ANPP: the Adapted Normalized Power Prior for Borrowing Information from Multiple Historical Datasets in Clinical Trials
Yueqi Shen, Matthew A. Psioda, Luiz M. Carvalho, Joseph G. Ibrahim
TL;DR
This paper addresses how to borrow information from multiple historical clinical datasets using Bayesian priors. It introduces the Adapted Normalized Power Prior (ANPP), which imposes dependent discounting across histories via a global parameter $a_0$ and transformations to align with a Bayesian hierarchical model (BHM); this yields posterior inferences for the main parameter $ heta$ that are equivalent to those from the BHM under suitable priors. Theoretical results establish explicit mappings between the NPP/ANPP priors and the BHM, enabling semi-automatic prior elicitation for dynamic borrowing (e.g., $a_0=f(v)$ and $h_k(a_0)$). Simulations show the ANPP’s borrowing behavior tracks the overall heterogeneity across histories and is more sensitive to conflicts than independent discounting; an application to pediatric lupus demonstrates practical equivalence to BHM with informed borrowing from adult trials. Overall, the ANPP provides a principled, interpretable framework for borrowing from multiple historical datasets with easier prior calibration than direct BHM specification, with avenues for extending to non-normal data and GLMs.
Abstract
The power prior is a popular class of informative priors for incorporating information from historical data. It involves raising the likelihood for the historical data to a power, which acts as a discounting parameter. When the discounting parameter is modeled as random, the normalized power prior (NPP) is recommended. When there are multiple historical datasets, there has been limited research on how to choose priors for the multiple discounting parameters of the NPP to induce desirable information borrowing behavior.

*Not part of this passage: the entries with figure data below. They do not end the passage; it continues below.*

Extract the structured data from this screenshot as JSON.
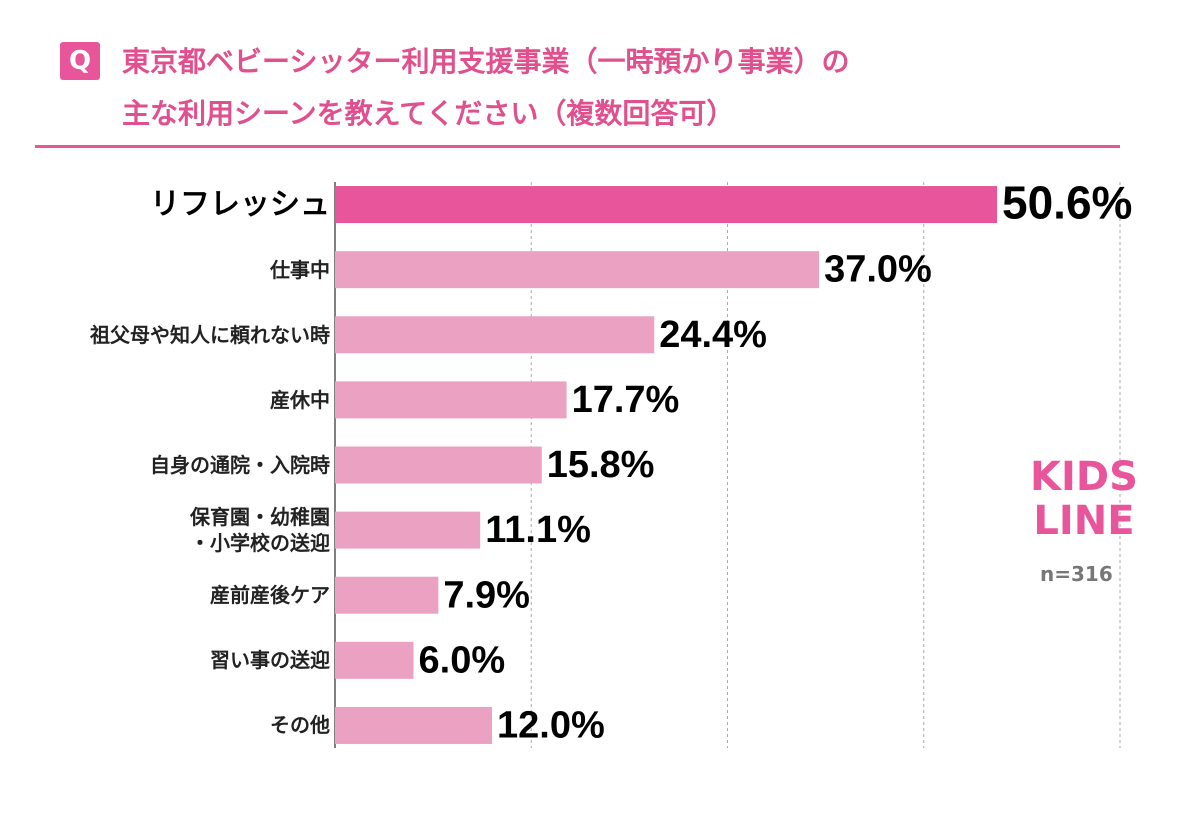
{
  "header": {
    "icon": "Q",
    "title_lines": [
      "東京都ベビーシッター利用支援事業（一時預かり事業）の",
      "主な利用シーンを教えてください（複数回答可）"
    ]
  },
  "chart_data": {
    "type": "bar",
    "orientation": "horizontal",
    "categories": [
      "リフレッシュ",
      "仕事中",
      "祖父母や知人に頼れない時",
      "産休中",
      "自身の通院・入院時",
      "保育園・幼稚園\n・小学校の送迎",
      "産前産後ケア",
      "習い事の送迎",
      "その他"
    ],
    "values": [
      50.6,
      37.0,
      24.4,
      17.7,
      15.8,
      11.1,
      7.9,
      6.0,
      12.0
    ],
    "value_labels": [
      "50.6%",
      "37.0%",
      "24.4%",
      "17.7%",
      "15.8%",
      "11.1%",
      "7.9%",
      "6.0%",
      "12.0%"
    ],
    "colors": [
      "#e8559a",
      "#eba2c2",
      "#eba2c2",
      "#eba2c2",
      "#eba2c2",
      "#eba2c2",
      "#eba2c2",
      "#eba2c2",
      "#eba2c2"
    ],
    "xlim": [
      0,
      60
    ],
    "xticks": [
      15,
      30,
      45,
      60
    ],
    "grid": true
  },
  "logo_lines": [
    "KIDS",
    "LINE"
  ],
  "note": "n=316"
}
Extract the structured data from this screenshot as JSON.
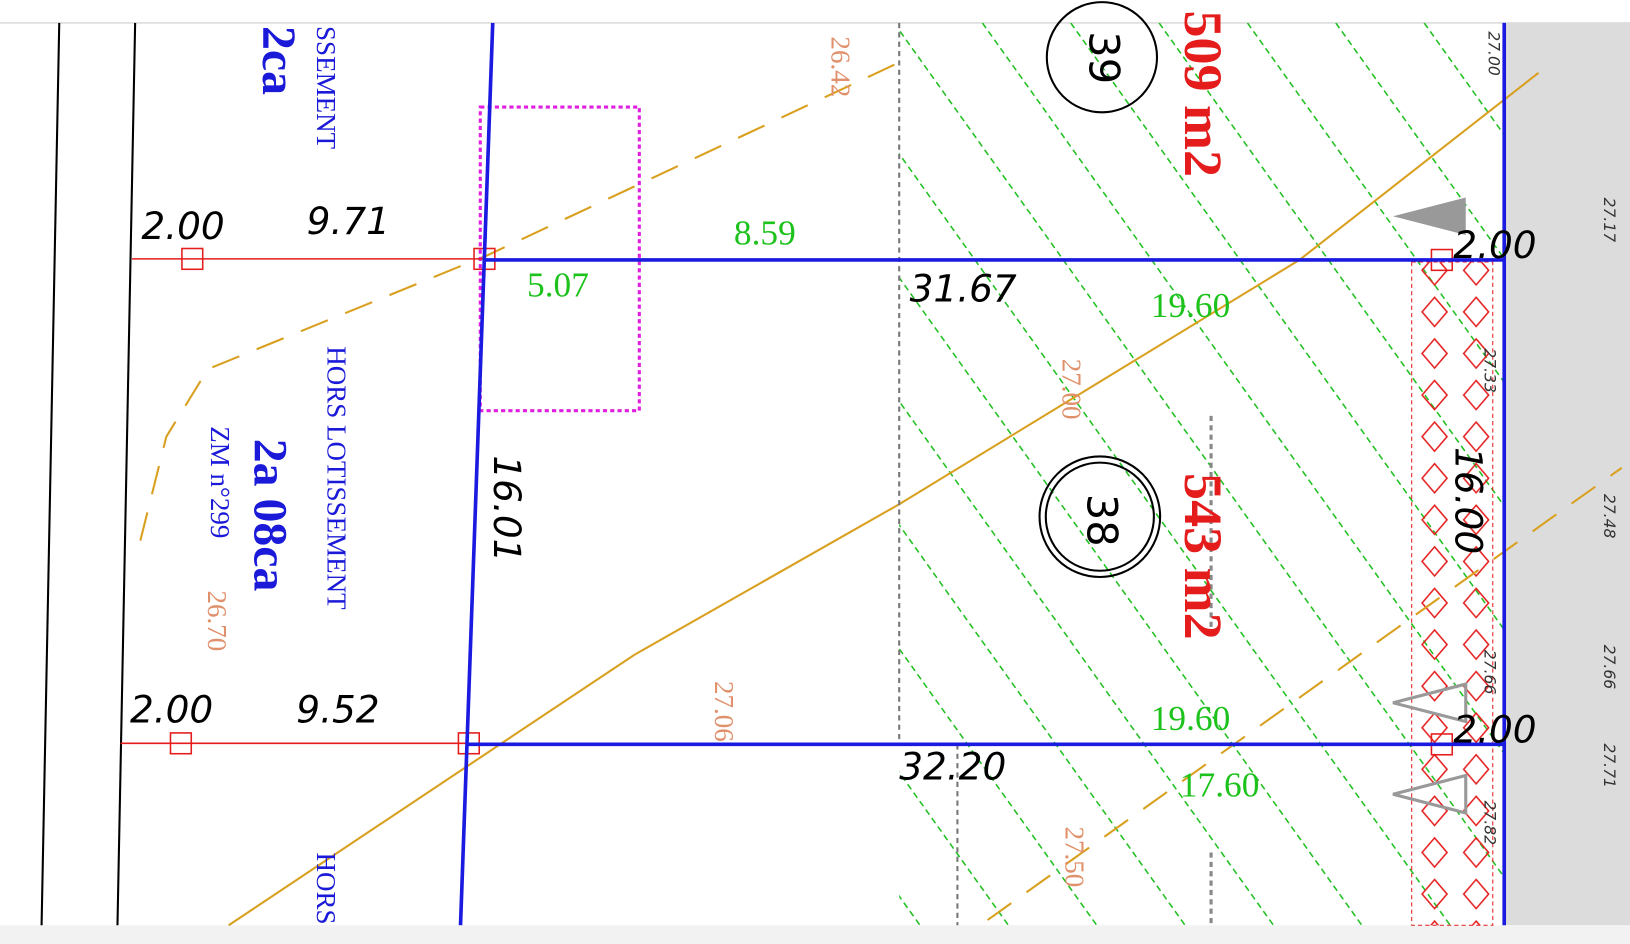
{
  "dimensions": [
    "2.00",
    "9.71",
    "8.59",
    "5.07",
    "31.67",
    "19.60",
    "2.00",
    "16.01",
    "16.00",
    "2.00",
    "9.52",
    "19.60",
    "2.00",
    "32.20",
    "17.60"
  ],
  "lots": [
    {
      "number": "39",
      "area": "509 m2"
    },
    {
      "number": "38",
      "area": "543 m2"
    }
  ],
  "parcels": [
    {
      "status": "HORS LOTISSEMENT",
      "area": "2a 08ca",
      "reference": "ZM n°299"
    },
    {
      "status": "SSEMENT",
      "area": "2ca"
    },
    {
      "status": "HORS"
    }
  ],
  "elevations": [
    "26.42",
    "27.00",
    "27.06",
    "27.50",
    "26.70",
    "27.00",
    "27.33",
    "27.66",
    "27.82",
    "27.17",
    "27.48",
    "27.66",
    "27.71"
  ]
}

In this work, we address this question by investigating the analytical relationship between the NPP and the Bayesian hierarchical model (BHM), which is a widely used method for synthesizing information from different sources. We develop the adapted normalized power prior (ANPP), which establishes dependence between the dataset-specific discounting parameters of the NPP, leading to inferences that are identical to the BHM. We establish a direct relationship between the prior for the dataset-specific discounting parameters of the ANPP and the prior for the variance parameter of the BHM. Establishing this relationship not only justifies the NPP from the perspective of hierarchical modeling, but also achieves easy prior elicitation for the NPP for the purpose of dynamic borrowing. We examine the borrowing properties of the ANPP through simulations, and apply it to a case study for a pediatric lupus trial.